Tuesday, January 25, 2011

Tobermory, what's the story?

We followed the Morven coast for a further 1.5km north of Caisteal nan Con before we crossed the Sound of Mull to the Mull coast. The Sound carries a lot of shipping traffic so we chose to cross at its narrowest point in these parts. It was a relief to get out of the main shipping channel marked by the buoys. Several cruise ships had made their way up and down the channel just before we crossed. Fishing boats and speed boats don't stick to the channel though, so we still needed to be vigilant.

As we entered the NW part of the Sound, we could see Ben Hiant (528m) on the distant Ardnamurchan peninsula. Nearer at hand Calve Island partially blocks the entrance to Tobermory Bay.

We chose to enter the bay via the narrow channel between Calve Island and Mull.

The farmhouse on Calve Island is where the Canoe Boys stopped off (for some time) on their way north to Skye.

We were not the only visitors to visit Tobermory by sea.  Fortunately the MV Marco Polo had just departed. She was built in East Germany in 1965 and launched as the MS Alexandr Pushkin. She is not the first foreign built ship to seek shelter in Tobermory Bay. In 1588 a Spanish Galleon (part of the Armada)escaping from the English Navy is reputed to have anchored here but later exploded in mysterious circumstances. Some say she was carrying gold, which lies in bottom of Tobermory Bay to this day.

The MV Lord of the Glens was docked at Tobermory pier. She takes 54 passengers and is small enough to negotiate the locks of the Caledonian Canal and big enough to ply the more sheltered waters of the west coast.

As we made our final approach , we slowed to let this whale watching boat pass in front of us. The black building is the Mishnish Hotel, which has an excellent pub! Tobermory caters well for tourists.
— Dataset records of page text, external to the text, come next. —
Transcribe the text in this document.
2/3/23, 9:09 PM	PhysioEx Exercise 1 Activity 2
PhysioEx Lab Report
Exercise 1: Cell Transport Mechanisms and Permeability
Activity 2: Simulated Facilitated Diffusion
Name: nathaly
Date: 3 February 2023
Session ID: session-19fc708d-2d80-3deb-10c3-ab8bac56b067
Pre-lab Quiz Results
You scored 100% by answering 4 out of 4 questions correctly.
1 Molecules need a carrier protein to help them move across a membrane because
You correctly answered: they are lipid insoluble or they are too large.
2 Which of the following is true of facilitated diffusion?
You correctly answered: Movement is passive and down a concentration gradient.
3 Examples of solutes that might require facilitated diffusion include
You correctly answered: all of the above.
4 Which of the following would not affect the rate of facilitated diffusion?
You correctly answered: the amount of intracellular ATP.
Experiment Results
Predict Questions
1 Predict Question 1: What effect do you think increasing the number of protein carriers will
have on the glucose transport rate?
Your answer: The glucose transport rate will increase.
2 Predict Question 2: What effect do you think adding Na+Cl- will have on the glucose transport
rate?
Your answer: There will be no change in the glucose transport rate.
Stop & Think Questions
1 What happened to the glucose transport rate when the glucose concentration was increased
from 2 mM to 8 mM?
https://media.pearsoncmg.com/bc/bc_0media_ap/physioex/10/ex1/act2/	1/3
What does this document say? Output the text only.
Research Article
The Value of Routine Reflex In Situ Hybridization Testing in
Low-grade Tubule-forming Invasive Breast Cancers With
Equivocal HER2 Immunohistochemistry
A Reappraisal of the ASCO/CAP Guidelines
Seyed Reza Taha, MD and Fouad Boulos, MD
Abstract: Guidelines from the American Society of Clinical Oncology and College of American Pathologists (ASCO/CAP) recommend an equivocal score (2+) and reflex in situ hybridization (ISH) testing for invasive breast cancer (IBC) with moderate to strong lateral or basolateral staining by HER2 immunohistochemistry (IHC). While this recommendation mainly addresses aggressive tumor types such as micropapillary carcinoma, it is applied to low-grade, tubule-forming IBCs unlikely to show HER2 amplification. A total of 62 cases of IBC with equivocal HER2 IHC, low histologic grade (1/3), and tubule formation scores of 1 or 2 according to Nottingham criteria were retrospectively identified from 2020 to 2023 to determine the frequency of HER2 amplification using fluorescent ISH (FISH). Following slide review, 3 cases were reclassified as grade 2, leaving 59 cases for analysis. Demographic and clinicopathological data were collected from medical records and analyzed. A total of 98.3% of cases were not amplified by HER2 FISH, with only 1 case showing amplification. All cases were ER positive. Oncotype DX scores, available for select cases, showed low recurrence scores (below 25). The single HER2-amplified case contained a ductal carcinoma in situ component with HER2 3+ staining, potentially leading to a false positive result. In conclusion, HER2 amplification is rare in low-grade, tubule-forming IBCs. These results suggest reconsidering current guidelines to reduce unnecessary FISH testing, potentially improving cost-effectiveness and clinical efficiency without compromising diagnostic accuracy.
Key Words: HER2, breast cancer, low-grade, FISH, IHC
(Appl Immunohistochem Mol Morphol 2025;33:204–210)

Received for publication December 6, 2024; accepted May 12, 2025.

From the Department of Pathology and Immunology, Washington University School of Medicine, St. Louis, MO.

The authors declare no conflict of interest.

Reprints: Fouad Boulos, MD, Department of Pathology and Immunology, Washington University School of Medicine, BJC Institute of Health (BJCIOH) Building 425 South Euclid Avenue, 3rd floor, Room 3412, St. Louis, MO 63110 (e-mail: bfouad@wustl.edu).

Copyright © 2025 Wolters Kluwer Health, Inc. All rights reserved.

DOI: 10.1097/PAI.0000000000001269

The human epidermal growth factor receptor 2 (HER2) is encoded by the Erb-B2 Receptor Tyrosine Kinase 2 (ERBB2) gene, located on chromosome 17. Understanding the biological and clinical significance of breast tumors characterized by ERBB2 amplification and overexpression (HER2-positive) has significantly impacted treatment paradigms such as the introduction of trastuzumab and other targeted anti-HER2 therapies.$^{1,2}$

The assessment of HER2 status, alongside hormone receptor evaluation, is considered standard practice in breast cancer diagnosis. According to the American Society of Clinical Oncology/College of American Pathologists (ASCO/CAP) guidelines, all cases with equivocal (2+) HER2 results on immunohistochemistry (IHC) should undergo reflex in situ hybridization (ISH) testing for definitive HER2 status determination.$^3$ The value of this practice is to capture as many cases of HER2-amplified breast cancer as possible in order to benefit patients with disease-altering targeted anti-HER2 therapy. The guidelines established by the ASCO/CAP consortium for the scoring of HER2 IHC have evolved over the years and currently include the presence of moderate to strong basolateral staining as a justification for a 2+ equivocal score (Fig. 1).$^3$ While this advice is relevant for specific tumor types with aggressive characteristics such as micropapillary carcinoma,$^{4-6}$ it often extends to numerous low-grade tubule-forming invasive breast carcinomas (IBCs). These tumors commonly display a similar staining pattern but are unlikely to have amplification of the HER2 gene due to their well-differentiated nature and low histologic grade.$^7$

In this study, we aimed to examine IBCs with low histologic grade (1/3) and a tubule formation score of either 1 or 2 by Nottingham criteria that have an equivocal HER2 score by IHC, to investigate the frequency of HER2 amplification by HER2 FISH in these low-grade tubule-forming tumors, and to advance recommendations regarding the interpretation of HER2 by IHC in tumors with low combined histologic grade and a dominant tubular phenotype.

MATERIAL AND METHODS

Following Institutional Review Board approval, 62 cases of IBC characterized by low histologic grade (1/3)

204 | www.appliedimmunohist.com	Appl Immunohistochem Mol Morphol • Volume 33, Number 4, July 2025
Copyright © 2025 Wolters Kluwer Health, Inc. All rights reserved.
The tide was out and we landed on a strip of sand below the gaily painted houses. Tobermory is the biggest settlement on Mull and was built in the late 1700's as a fishing port. The name is derived from the Gaelic 'Tobar Mhoire' which means Mary's well. If you have never been but Tobermory looks familiar, you have probably seen it as the backdrop to the BBC children's TV series Balamory.